Maandag 22 maart






Na Tongoriro rijden we naar de Bay of plenty – zo door Cook genaamd omdat hij vond dat is alles hier in overvloed aanwezig was (veel maori dorpjes, veel vis, veel groen, ...) Nog steeds in Bay of plenty synoniem voor overvloed aan stadjes, kiwi en avocado plantages, dolfijnen en vis. En dit laatste hebben we mogen proeven. Een andere camper heeft van een lokale viser vis gekregen en hij rookt deze ter plaatse. Hij komt spontaan met twee versgerookte vissen naar ons toe – de vis smaakt naar makreel. Het blijkt een vis te zijn die zo vettig is dat ze alleen eetbaar is wanneer je ze rookt zodat al het vet er letterlijk uitgerookt wordt. Natuurlijk is de vis meteen ook een reden om wat met elkaar te praten.

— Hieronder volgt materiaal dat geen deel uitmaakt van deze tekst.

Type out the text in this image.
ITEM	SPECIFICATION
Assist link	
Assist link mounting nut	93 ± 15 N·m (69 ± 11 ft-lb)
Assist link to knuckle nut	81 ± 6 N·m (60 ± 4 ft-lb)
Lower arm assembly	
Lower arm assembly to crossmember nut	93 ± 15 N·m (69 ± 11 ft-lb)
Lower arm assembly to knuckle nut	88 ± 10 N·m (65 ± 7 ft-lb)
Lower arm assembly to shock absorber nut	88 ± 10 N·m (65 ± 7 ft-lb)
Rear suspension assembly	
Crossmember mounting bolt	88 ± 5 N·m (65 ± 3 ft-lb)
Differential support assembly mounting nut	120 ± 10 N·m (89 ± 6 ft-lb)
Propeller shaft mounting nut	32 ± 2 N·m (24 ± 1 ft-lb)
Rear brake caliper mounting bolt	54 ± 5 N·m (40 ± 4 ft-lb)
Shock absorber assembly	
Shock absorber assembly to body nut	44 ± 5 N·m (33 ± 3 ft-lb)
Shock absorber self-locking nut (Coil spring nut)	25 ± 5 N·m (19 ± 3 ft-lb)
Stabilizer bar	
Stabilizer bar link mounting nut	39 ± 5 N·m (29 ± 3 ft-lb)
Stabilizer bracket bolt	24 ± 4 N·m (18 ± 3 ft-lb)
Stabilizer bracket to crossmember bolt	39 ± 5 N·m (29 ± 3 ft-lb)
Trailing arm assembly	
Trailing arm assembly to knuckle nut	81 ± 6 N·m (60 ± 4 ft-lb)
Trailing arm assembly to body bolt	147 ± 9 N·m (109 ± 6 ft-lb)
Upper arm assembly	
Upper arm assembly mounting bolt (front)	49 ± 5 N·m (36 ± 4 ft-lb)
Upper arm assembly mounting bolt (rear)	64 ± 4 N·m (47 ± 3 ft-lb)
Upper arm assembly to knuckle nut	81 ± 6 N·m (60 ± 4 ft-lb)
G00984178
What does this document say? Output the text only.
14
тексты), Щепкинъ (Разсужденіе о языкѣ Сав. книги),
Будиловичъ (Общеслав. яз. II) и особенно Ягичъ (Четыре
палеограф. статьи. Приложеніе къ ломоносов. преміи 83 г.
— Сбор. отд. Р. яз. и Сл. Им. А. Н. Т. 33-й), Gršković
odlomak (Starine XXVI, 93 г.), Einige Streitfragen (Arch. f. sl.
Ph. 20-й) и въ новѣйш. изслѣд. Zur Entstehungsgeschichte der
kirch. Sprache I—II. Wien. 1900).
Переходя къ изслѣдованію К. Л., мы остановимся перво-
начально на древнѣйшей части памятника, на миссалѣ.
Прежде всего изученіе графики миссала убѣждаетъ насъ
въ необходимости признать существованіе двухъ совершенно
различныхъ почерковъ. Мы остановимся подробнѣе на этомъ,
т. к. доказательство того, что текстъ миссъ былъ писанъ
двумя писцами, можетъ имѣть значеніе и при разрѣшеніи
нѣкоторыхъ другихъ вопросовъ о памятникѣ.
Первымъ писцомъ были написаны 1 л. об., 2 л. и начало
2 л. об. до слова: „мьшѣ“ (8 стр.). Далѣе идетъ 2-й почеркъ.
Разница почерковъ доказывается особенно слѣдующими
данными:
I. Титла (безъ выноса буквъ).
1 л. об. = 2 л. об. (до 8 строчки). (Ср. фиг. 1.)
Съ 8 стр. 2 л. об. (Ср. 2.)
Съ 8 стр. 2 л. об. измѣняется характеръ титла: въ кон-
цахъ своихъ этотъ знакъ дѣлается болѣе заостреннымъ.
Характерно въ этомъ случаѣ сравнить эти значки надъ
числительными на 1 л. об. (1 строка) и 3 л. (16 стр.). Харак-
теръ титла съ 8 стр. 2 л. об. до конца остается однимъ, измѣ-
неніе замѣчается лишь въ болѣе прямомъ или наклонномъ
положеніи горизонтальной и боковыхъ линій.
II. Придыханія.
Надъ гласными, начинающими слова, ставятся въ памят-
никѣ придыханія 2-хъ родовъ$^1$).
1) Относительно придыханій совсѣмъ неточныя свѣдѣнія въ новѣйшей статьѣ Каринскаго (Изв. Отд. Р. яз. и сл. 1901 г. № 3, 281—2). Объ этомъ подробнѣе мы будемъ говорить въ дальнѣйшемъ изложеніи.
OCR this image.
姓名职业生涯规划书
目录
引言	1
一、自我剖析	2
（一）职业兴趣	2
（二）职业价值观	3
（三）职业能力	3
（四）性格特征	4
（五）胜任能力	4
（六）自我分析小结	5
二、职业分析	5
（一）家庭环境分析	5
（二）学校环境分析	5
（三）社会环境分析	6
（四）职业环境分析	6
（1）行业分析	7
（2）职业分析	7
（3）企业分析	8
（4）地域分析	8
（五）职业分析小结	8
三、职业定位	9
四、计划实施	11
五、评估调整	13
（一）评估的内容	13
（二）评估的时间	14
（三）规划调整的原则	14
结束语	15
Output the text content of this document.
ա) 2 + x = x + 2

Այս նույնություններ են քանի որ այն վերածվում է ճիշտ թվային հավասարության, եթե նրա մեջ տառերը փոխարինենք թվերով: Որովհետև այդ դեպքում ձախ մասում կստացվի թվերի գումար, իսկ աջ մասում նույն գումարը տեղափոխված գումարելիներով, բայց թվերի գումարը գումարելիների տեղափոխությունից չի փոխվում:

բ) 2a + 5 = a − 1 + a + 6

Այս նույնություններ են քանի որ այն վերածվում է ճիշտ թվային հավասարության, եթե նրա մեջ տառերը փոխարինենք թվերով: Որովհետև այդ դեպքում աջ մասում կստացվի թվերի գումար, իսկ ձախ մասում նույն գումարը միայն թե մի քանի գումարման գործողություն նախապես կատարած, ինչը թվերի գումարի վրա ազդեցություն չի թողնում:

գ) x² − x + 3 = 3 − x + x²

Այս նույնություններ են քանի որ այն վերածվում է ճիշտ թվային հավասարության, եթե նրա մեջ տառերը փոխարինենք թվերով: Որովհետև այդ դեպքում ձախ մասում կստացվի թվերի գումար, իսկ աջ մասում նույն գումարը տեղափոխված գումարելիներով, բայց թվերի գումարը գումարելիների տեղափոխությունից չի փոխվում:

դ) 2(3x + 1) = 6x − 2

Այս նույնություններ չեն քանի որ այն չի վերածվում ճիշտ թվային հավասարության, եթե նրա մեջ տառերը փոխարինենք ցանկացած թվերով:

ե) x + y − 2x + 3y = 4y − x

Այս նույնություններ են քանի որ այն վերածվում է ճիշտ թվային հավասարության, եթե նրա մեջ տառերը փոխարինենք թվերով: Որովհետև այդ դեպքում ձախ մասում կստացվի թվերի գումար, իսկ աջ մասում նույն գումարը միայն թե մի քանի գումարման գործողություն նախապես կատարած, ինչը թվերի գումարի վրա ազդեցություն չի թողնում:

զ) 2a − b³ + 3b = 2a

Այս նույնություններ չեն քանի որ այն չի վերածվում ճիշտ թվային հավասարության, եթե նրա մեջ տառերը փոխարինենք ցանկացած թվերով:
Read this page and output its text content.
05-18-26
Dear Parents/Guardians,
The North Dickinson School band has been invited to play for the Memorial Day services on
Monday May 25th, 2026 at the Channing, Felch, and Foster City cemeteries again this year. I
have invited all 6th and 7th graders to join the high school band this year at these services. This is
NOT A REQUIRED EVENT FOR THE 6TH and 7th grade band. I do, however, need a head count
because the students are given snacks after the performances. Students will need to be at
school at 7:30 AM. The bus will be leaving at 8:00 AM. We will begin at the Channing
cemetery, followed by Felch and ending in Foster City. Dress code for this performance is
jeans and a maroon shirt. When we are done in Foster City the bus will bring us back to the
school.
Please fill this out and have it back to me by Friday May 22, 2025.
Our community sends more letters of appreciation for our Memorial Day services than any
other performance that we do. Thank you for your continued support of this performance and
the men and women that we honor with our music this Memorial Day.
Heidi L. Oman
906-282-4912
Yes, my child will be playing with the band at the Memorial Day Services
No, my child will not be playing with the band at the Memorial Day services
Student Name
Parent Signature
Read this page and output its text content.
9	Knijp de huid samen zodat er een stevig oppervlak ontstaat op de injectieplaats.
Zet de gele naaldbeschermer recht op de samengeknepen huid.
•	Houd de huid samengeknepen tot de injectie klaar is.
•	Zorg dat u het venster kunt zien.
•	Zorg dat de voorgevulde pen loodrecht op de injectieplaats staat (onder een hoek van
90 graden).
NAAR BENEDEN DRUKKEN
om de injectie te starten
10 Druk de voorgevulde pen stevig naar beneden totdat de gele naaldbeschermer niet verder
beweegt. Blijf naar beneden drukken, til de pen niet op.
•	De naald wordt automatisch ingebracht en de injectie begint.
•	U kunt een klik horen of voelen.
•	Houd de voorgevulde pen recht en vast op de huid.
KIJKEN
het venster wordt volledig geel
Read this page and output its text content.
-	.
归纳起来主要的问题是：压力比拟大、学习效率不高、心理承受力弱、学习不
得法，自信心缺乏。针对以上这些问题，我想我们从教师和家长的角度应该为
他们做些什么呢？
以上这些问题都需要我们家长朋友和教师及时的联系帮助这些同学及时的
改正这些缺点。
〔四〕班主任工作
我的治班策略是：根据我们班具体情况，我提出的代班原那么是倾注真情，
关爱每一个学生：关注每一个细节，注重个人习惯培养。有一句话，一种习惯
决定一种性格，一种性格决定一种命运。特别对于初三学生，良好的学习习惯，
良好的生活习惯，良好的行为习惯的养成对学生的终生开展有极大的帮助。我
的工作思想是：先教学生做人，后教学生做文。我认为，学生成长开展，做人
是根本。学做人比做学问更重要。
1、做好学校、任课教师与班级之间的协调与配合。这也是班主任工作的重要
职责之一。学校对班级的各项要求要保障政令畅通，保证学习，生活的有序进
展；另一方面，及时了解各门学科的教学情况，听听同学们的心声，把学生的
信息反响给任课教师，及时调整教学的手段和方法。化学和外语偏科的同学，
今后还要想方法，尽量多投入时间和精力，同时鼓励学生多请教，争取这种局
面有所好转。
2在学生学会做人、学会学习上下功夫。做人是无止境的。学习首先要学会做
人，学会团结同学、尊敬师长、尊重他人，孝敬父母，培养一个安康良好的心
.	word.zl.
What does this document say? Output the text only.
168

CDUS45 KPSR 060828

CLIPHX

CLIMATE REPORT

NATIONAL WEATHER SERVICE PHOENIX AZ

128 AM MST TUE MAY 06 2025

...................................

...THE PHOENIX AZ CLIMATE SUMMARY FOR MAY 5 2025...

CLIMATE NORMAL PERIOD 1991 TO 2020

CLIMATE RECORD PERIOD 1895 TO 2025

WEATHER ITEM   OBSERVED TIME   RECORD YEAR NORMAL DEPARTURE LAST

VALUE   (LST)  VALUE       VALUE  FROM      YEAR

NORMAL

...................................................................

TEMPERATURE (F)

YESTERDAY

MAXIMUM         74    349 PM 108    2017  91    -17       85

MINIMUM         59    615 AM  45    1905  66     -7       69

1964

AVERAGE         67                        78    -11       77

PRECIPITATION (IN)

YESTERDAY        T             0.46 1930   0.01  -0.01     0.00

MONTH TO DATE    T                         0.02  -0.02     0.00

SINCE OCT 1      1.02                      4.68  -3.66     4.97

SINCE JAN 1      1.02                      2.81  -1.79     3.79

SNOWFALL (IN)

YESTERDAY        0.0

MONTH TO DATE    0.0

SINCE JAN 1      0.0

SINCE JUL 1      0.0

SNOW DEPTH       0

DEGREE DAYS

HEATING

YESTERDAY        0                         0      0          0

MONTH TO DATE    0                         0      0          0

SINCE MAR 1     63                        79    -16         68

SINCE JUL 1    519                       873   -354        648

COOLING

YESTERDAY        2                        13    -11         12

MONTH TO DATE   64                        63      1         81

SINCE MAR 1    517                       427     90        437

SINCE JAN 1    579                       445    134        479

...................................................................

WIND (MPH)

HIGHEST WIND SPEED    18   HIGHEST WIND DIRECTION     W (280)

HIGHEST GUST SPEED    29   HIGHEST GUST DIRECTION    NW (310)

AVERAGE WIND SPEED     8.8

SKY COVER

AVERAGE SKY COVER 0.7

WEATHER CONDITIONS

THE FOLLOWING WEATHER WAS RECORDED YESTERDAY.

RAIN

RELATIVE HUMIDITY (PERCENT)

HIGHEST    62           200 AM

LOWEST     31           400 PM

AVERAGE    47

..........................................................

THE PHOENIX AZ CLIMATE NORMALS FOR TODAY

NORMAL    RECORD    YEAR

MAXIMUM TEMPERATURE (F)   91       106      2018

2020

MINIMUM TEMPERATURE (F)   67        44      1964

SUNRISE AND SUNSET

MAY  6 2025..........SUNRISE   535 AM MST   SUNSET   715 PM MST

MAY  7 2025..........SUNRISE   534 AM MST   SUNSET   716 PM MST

We rijden naar een vrije kampeerplaats in Karangahake Vallei. Er start hier een wandeling van 6h. We wandelen langs de rivier tot we plots voor een donkere tunnel staan- gelukkig hebben we onze zaklamp mee – en daar gaan we de complete donker in. Na 200 meter zien we de uitgang en worden we verblind door het zonlicht. De wandeling volgt de gorge. We zien echter niet zoveel van de gorge omdat de omgeving indrukwekkend groen is. Het lijkt alsof we een wandeling in de tropen maken. Gigantische varens tonen ons de weg. Plots komen we meer en meer volk tegen. We zijn aan de ruïnes van een oude mijn gekomen. En we kunnen zelfs enkele mijnschachten in wandelen. Pikdonker – gelukkig hebben we onze zaklampen mee. We volgen de spoorweg in de mijnschacht – tot ik plots mijn lichtje uitdoe en de volledige mijnschacht verlicht is met duizenden lichtlichtjes – glimwormpjes met honderden boven ons hoofd. We wandelen langs de rim terug naar de campground en zijn blij dat er naast de campground een ijskoud waterhole is waar ik tot mijn knieën in waad terwijl Nico uiteraard zwemt en kopje onder gaat. Brr ik begin al te klappertanden aan de idee alleen al. Nico lacht met mijn interpretatie van zwemmen: tot mijn knieën in het water.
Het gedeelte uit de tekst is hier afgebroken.